SAF is joined by Defense Distributed, the Firearms Policy Coalition, Firearms Policy Foundation, Calguns Foundation, California Association Federal Firearms Licensees and a private citizen, Brandon Combs. They are represented by attorneys Chad Flores, Daniel Hammond and Hannah Roblyer of Beck Redden LLP in Houston and Daniel L. Schmutter of Hartman & Winnicki, P.C. in Ridgewood, N.J.

The lawsuit contends that after New Jersey lawmakers passed the new statute last November, Attorney General Grewal censored the plaintiffs’ free speech rights by threatening to jail them or anyone else that violates a section of the law that criminalizes distribution of digital instructions that may be used to produce a firearm with a three-dimensional printer.

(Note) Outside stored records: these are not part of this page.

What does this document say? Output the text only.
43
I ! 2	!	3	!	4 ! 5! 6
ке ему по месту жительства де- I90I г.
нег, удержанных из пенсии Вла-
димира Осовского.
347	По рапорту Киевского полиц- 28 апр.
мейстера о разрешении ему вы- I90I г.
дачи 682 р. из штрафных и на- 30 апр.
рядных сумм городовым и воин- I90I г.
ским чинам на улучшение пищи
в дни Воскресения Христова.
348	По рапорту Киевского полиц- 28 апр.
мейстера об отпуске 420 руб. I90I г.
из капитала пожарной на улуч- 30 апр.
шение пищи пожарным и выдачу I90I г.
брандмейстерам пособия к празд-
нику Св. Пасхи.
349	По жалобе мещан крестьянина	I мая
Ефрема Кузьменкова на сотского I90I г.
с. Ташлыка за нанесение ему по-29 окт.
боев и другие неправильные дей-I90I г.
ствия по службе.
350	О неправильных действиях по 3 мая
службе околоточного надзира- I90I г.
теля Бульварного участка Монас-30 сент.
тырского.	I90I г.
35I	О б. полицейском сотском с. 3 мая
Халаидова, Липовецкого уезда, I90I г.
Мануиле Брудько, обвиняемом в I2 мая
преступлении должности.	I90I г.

“This isn’t about firearms, it’s about freedom of speech,” said SAF founder and Executive Vice President Alan M. Gottlieb. “If Attorney General Grewal can suppress the sharing of technical information about the production of firearms components using modern technology, what else might he, or another attorney general choose to suppress at some future date if he or she doesn’t like it?

“Section 3(I)(2) of the law doesn’t criminalize conduct,” he observed, “it criminalizes speech, the mere act of sharing information. We are hopeful the court will recognize the Orwellian nature of this prohibition and conclude, as we have, that it is an unconstitutional abridgement of protected speech.”

The lawsuit notes that all types of digital firearms information are censored, including computer aided design files and other code or instructions stored and displayed in electronic format as a digital model. Under the law, it does not matter whether anyone actually uses the information, only that it is available and “may be used.”

“With so much media attention on 3-D technology in recent months, the public has a right to know what the controversy is all about,” Gottlieb said. “But Grewal won’t allow that so we’re taking him to court.”

The Second Amendment Foundation (www.saf.org) is the nation's oldest and largest tax-exempt education, research, publishing and legal action group focusing on the Constitutional right and heritage to privately own and possess firearms. Founded in 1974, The Foundation has grown to more than 650,000 members and supporters and conducts many programs designed to better inform the public about the consequences of gun control.